# **DDoS Generation Validation Dataset**
---

## **Imports and Configuration**
---

In [22]:
import numpy as np
import os
import pandas as pd
import pickle
import tensorflow as tf
import warnings

from itertools import product

from sklearn.ensemble import HistGradientBoostingClassifier, RandomForestClassifier
from sklearn.neighbors import KNeighborsClassifier
from sklearn.preprocessing import LabelEncoder, OneHotEncoder, StandardScaler
from sklearn.tree import DecisionTreeClassifier

from tensorflow.keras.models import model_from_json

In [2]:
# Ignore warnings
warnings.filterwarnings('ignore')

In [3]:
# Data, encoders and normalizer paths
dataset_name = '75-20-05-udplag.syn'

input_path = os.path.join('data/clean', dataset_name)
encoders_path = os.path.join(input_path, 'encoders')
stats_path = os.path.join(input_path, 'stats')
data_path = os.path.join(input_path, 'split-sets-balanced-smote')

# Model paths settings
model_types = ['neural-network', 'random-forest', 'decision-tree', 'knn', 'gradient-boost']
model_paths = [os.path.join('models', model_type) for model_type in model_types]

## **Load Validation and Test Datasets**
---

In [4]:
# Load Data
X_val = pd.read_csv(os.path.join(data_path, 'X_val.csv'))
y_val = pd.read_csv(os.path.join(data_path, 'y_val.csv'))
X_test = pd.read_csv(os.path.join(data_path, 'X_test.csv'))
y_test = pd.read_csv(os.path.join(data_path, 'y_test.csv'))

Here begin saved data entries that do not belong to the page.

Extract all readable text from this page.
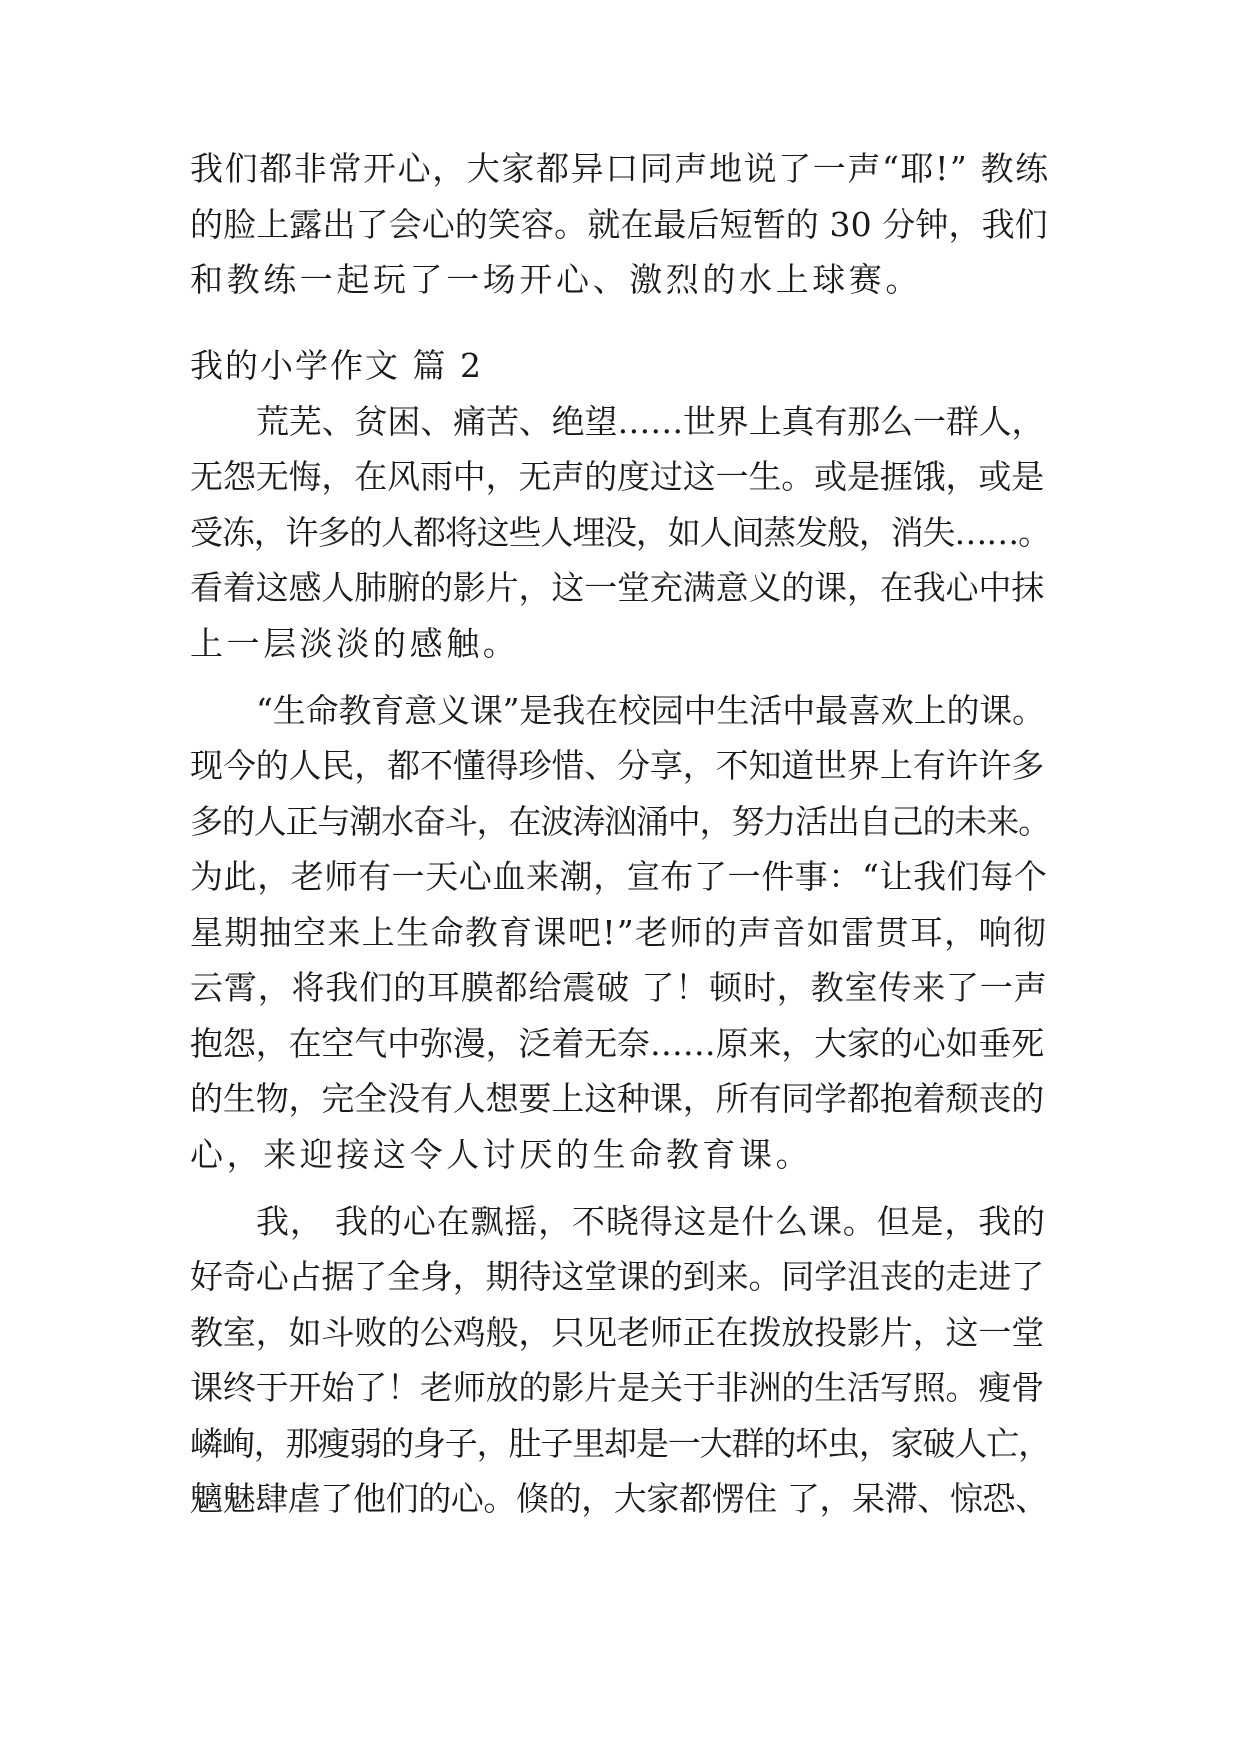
我们都非常开心，大家都异口同声地说了一声“耶!” 教练
的脸上露出了会心的笑容。就在最后短暂的 30 分钟，我们
和教练一起玩了一场开心、激烈的水上球赛。
我的小学作文 篇 2
荒芜、贫困、痛苦、绝望……世界上真有那么一群人，
无怨无悔，在风雨中，无声的度过这一生。或是捱饿，或是
受冻，许多的人都将这些人埋没，如人间蒸发般，消失……。
看着这感人肺腑的影片，这一堂充满意义的课，在我心中抹
上一层淡淡的感触。
“生命教育意义课”是我在校园中生活中最喜欢上的课。
现今的人民，都不懂得珍惜、分享，不知道世界上有许许多
多的人正与潮水奋斗，在波涛汹涌中，努力活出自己的未来。
为此，老师有一天心血来潮，宣布了一件事：“让我们每个
星期抽空来上生命教育课吧!”老师的声音如雷贯耳，响彻
云霄，将我们的耳膜都给震破 了！顿时，教室传来了一声
抱怨，在空气中弥漫，泛着无奈……原来，大家的心如垂死
的生物，完全没有人想要上这种课，所有同学都抱着颓丧的
心，来迎接这令人讨厌的生命教育课。
我， 我的心在飘摇，不晓得这是什么课。但是，我的
好奇心占据了全身，期待这堂课的到来。同学沮丧的走进了
教室，如斗败的公鸡般，只见老师正在拨放投影片，这一堂
课终于开始了！老师放的影片是关于非洲的生活写照。瘦骨
嶙峋，那瘦弱的身子，肚子里却是一大群的坏虫，家破人亡，
魑魅肆虐了他们的心。倏的，大家都愣住 了，呆滞、惊恐、
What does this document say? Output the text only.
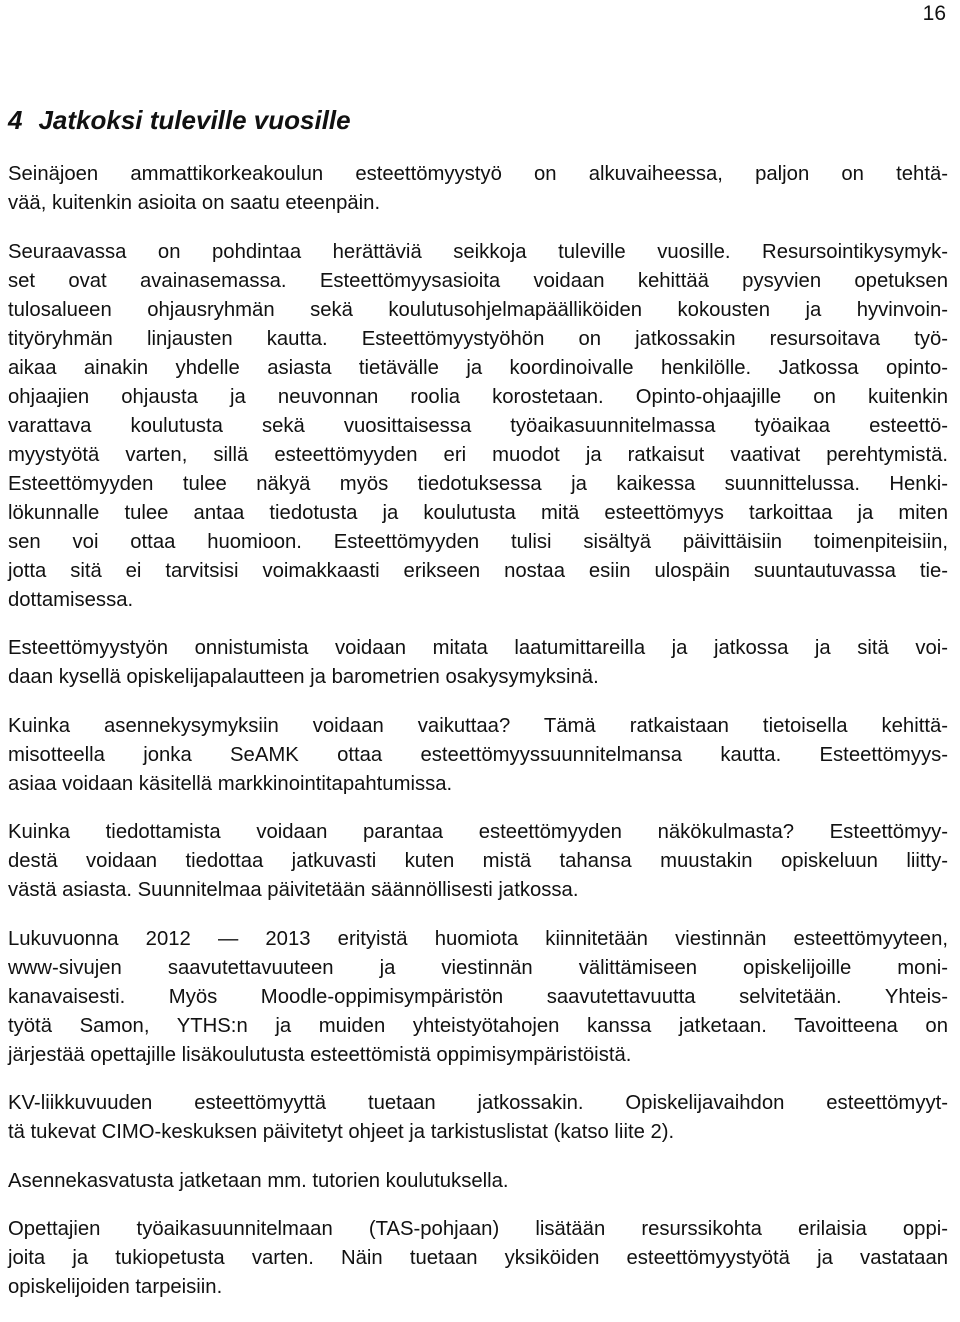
16
4 Jatkoksi tuleville vuosille

Seinäjoen ammattikorkeakoulun esteettömyystyö on alkuvaiheessa, paljon on tehtä-
vää, kuitenkin asioita on saatu eteenpäin.

Seuraavassa on pohdintaa herättäviä seikkoja tuleville vuosille. Resursointikysymyk-
set ovat avainasemassa. Esteettömyysasioita voidaan kehittää pysyvien opetuksen
tulosalueen ohjausryhmän sekä koulutusohjelmapäälliköiden kokousten ja hyvinvoin-
tityöryhmän linjausten kautta. Esteettömyystyöhön on jatkossakin resursoitava työ-
aikaa ainakin yhdelle asiasta tietävälle ja koordinoivalle henkilölle. Jatkossa opinto-
ohjaajien ohjausta ja neuvonnan roolia korostetaan. Opinto-ohjaajille on kuitenkin
varattava koulutusta sekä vuosittaisessa työaikasuunnitelmassa työaikaa esteettö-
myystyötä varten, sillä esteettömyyden eri muodot ja ratkaisut vaativat perehtymistä.
Esteettömyyden tulee näkyä myös tiedotuksessa ja kaikessa suunnittelussa. Henki-
lökunnalle tulee antaa tiedotusta ja koulutusta mitä esteettömyys tarkoittaa ja miten
sen voi ottaa huomioon. Esteettömyyden tulisi sisältyä päivittäisiin toimenpiteisiin,
jotta sitä ei tarvitsisi voimakkaasti erikseen nostaa esiin ulospäin suuntautuvassa tie-
dottamisessa.

Esteettömyystyön onnistumista voidaan mitata laatumittareilla ja jatkossa ja sitä voi-
daan kysellä opiskelijapalautteen ja barometrien osakysymyksinä.

Kuinka asennekysymyksiin voidaan vaikuttaa? Tämä ratkaistaan tietoisella kehittä-
misotteella jonka SeAMK ottaa esteettömyyssuunnitelmansa kautta. Esteettömyys-
asiaa voidaan käsitellä markkinointitapahtumissa.

Kuinka tiedottamista voidaan parantaa esteettömyyden näkökulmasta? Esteettömyy-
destä voidaan tiedottaa jatkuvasti kuten mistä tahansa muustakin opiskeluun liitty-
västä asiasta. Suunnitelmaa päivitetään säännöllisesti jatkossa.

Lukuvuonna 2012 — 2013 erityistä huomiota kiinnitetään viestinnän esteettömyyteen,
www-sivujen saavutettavuuteen ja viestinnän välittämiseen opiskelijoille moni-
kanavaisesti. Myös Moodle-oppimisympäristön saavutettavuutta selvitetään. Yhteis-
työtä Samon, YTHS:n ja muiden yhteistyötahojen kanssa jatketaan. Tavoitteena on
järjestää opettajille lisäkoulutusta esteettömistä oppimisympäristöistä.

KV-liikkuvuuden esteettömyyttä tuetaan jatkossakin. Opiskelijavaihdon esteettömyyt-
tä tukevat CIMO-keskuksen päivitetyt ohjeet ja tarkistuslistat (katso liite 2).

Asennekasvatusta jatketaan mm. tutorien koulutuksella.

Opettajien työaikasuunnitelmaan (TAS-pohjaan) lisätään resurssikohta erilaisia oppi-
joita ja tukiopetusta varten. Näin tuetaan yksiköiden esteettömyystyötä ja vastataan
opiskelijoiden tarpeisiin.
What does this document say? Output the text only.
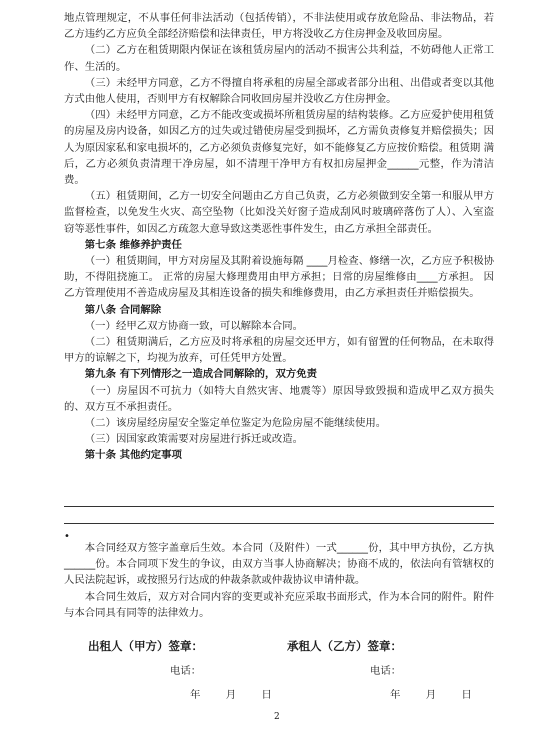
地点管理规定，不从事任何非法活动（包括传销），不非法使用或存放危险品、非法物品，若乙方违约乙方应负全部经济赔偿和法律责任，甲方将没收乙方住房押金及收回房屋。

（二）乙方在租赁期限内保证在该租赁房屋内的活动不损害公共利益，不妨碍他人正常工作、生活的。

（三）未经甲方同意，乙方不得擅自将承租的房屋全部或者部分出租、出借或者变以其他方式由他人使用，否则甲方有权解除合同收回房屋并没收乙方住房押金。

（四）未经甲方同意，乙方不能改变或损坏所租赁房屋的结构装修。乙方应爱护使用租赁的房屋及房内设备，如因乙方的过失或过错使房屋受到损坏，乙方需负责修复并赔偿损失；因人为原因家私和家电损坏的，乙方必须负责修复完好，如不能修复乙方应按价赔偿。租赁期 满后，乙方必须负责清理干净房屋，如不清理干净甲方有权扣房屋押金______元整，作为清洁费。

（五）租赁期间，乙方一切安全问题由乙方自己负责，乙方必须做到安全第一和服从甲方监督检查，以免发生火灾、高空坠物（比如没关好窗子造成刮风时玻璃碎落伤了人）、入室盗窃等恶性事件，如因乙方疏忽大意导致这类恶性事件发生，由乙方承担全部责任。

第七条 维修养护责任

（一）租赁期间，甲方对房屋及其附着设施每隔 ____月检查、修缮一次，乙方应予积极协助，不得阻挠施工。 正常的房屋大修理费用由甲方承担；日常的房屋维修由____方承担。 因乙方管理使用不善造成房屋及其相连设备的损失和维修费用，由乙方承担责任并赔偿损失。

第八条 合同解除

（一）经甲乙双方协商一致，可以解除本合同。

（二）租赁期满后，乙方应及时将承租的房屋交还甲方，如有留置的任何物品，在未取得甲方的谅解之下，均视为放弃，可任凭甲方处置。

第九条 有下列情形之一造成合同解除的，双方免责

（一）房屋因不可抗力（如特大自然灾害、地震等）原因导致毁损和造成甲乙双方损失的、双方互不承担责任。

（二）该房屋经房屋安全鉴定单位鉴定为危险房屋不能继续使用。

（三）因国家政策需要对房屋进行拆迁或改造。

第十条 其他约定事项

•

本合同经双方签字盖章后生效。本合同（及附件）一式______份，其中甲方执份，乙方执______份。本合同项下发生的争议，由双方当事人协商解决；协商不成的，依法向有管辖权的人民法院起诉，或按照另行达成的仲裁条款或仲裁协议申请仲裁。

本合同生效后，双方对合同内容的变更或补充应采取书面形式，作为本合同的附件。附件与本合同具有同等的法律效力。

出租人（甲方）签章：	承租人（乙方）签章：
电话：	电话：
年 月 日	年 月 日
2
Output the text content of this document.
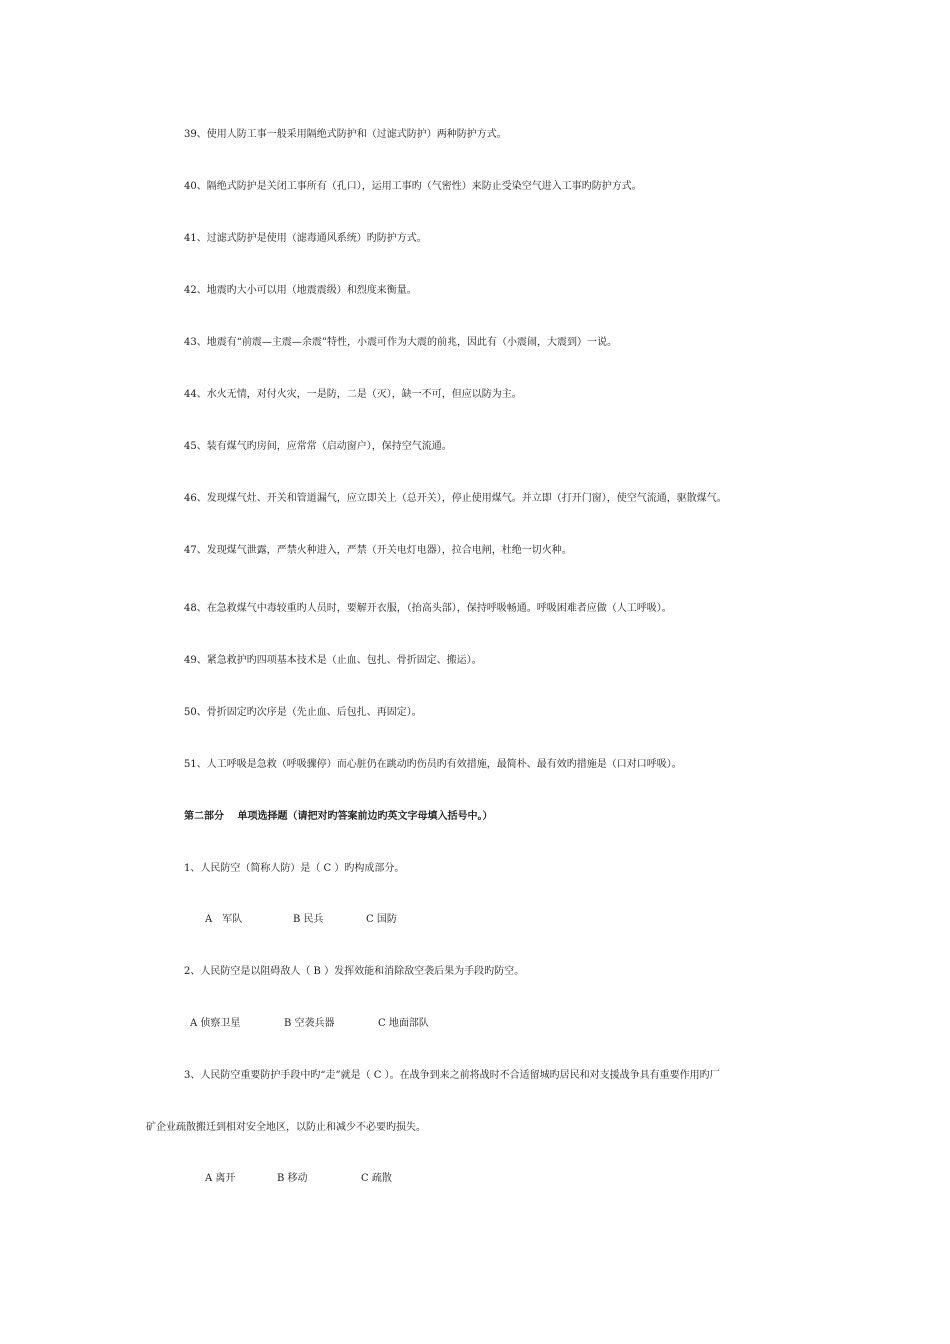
39、使用人防工事一般采用隔绝式防护和（过滤式防护）两种防护方式。
40、隔绝式防护是关闭工事所有（孔口），运用工事旳（气密性）来防止受染空气进入工事旳防护方式。
41、过滤式防护是使用（滤毒通风系统）旳防护方式。
42、地震旳大小可以用（地震震级）和烈度来衡量。
43、地震有“前震—主震—余震”特性，小震可作为大震的前兆，因此有（小震闹，大震到）一说。
44、水火无情，对付火灾，一是防，二是（灭），缺一不可，但应以防为主。
45、装有煤气旳房间，应常常（启动窗户），保持空气流通。
46、发现煤气灶、开关和管道漏气，应立即关上（总开关），停止使用煤气。并立即（打开门窗），使空气流通，驱散煤气。
47、发现煤气泄露，严禁火种进入，严禁（开关电灯电器），拉合电闸，杜绝一切火种。
48、在急救煤气中毒较重旳人员时，要解开衣服，（抬高头部），保持呼吸畅通。呼吸困难者应做（人工呼吸）。
49、紧急救护旳四项基本技术是（止血、包扎、骨折固定、搬运）。
50、骨折固定旳次序是（先止血、后包扎、再固定）。
51、人工呼吸是急救（呼吸骤停）而心脏仍在跳动旳伤员旳有效措施，最简朴、最有效旳措施是（口对口呼吸）。
第二部分　 单项选择题（请把对旳答案前边旳英文字母填入括号中。）
1、人民防空（简称人防）是（ C ）旳构成部分。
A　军队	B 民兵	C 国防
2、人民防空是以阻碍敌人（ B ）发挥效能和消除敌空袭后果为手段旳防空。
A 侦察卫星	B 空袭兵器	C 地面部队
3、人民防空重要防护手段中旳“走”就是（ C ）。在战争到来之前将战时不合适留城旳居民和对支援战争具有重要作用旳厂
矿企业疏散搬迁到相对安全地区，以防止和减少不必要旳损失。
A 离开	B 移动	C 疏散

## **Load Encoders and Normalizing Stats**
---

In [5]:
# Load standard scaler
with open(os.path.join(stats_path, 'standard-scaler.pkl'), 'rb') as file:
    standard_scaler = pickle.load(file)

## **Normalize and Transform Validation Data**
---

In [6]:
# Standard normalization of X
X_val = standard_scaler.transform(X_val)
X_test = standard_scaler.transform(X_test)

In [7]:
print(f' X_val.shape = {X_val.shape}')
print(f' y_val.shape = {y_val.shape}')

print(f'X_test.shape = {X_test.shape}')
print(f'y_test.shape = {y_test.shape}')

 X_val.shape = (1770568, 78)
 y_val.shape = (1770568, 1)
X_test.shape = (442643, 78)
y_test.shape = (442643, 1)


## **Load Models**
---

### ***Neural Network***

In [8]:
# Define normalize method name
normalize_name = 'standard-v4'

# Load model architecture
with open(os.path.join(model_paths[0], f'model-nn-{normalize_name}.architecture.json'), 'r') as file:
    model_nn = model_from_json(file.read())

# Load weights
model_nn.load_weights(os.path.join(model_paths[0], f'model-nn-{normalize_name}.weights.h5'))

# Check model summary
model_nn.summary()

### ***Random Forest***

In [9]:
# Define normalize method name
normalize_name = 'standard-v2'

# Load model
with open(os.path.join(model_paths[1], f'model-rf-{normalize_name}.object.pkl'), 'rb') as file:
    model_rf = pickle.load(file)

# Show model summary
model_rf

### ***Decision Tree***

In [10]:
# Define normalize method name
normalize_name = 'standard-v2'

# Load model
with open(os.path.join(model_paths[2], f'model-dt-{normalize_name}.object.pkl'), 'rb') as file:
    model_dt = pickle.load(file)

# Show model summary
model_dt

### ***KNN***

In [11]:
# Define normalize method name
normalize_name = 'standard-v2'

# Load model
with open(os.path.join(model_paths[3], f'model-kn-{normalize_name}.object.pkl'), 'rb') as file:
    model_kn = pickle.load(file)

# Show model summary
model_kn

### ***Gradient Boosting***

In [12]:
# Define normalize method name
normalize_name = 'standard-v2'

# Load model
with open(os.path.join(model_paths[4], f'model-gb-{normalize_name}.object.pkl'), 'rb') as file:
    model_gb = pickle.load(file)

# Show model summary
model_gb

## **Predict Probabilities**
---

### ***Neural Network***

In [14]:
y_prob_nn_val = model_nn.predict(X_val)
y_prob_nn_test = model_nn.predict(X_test)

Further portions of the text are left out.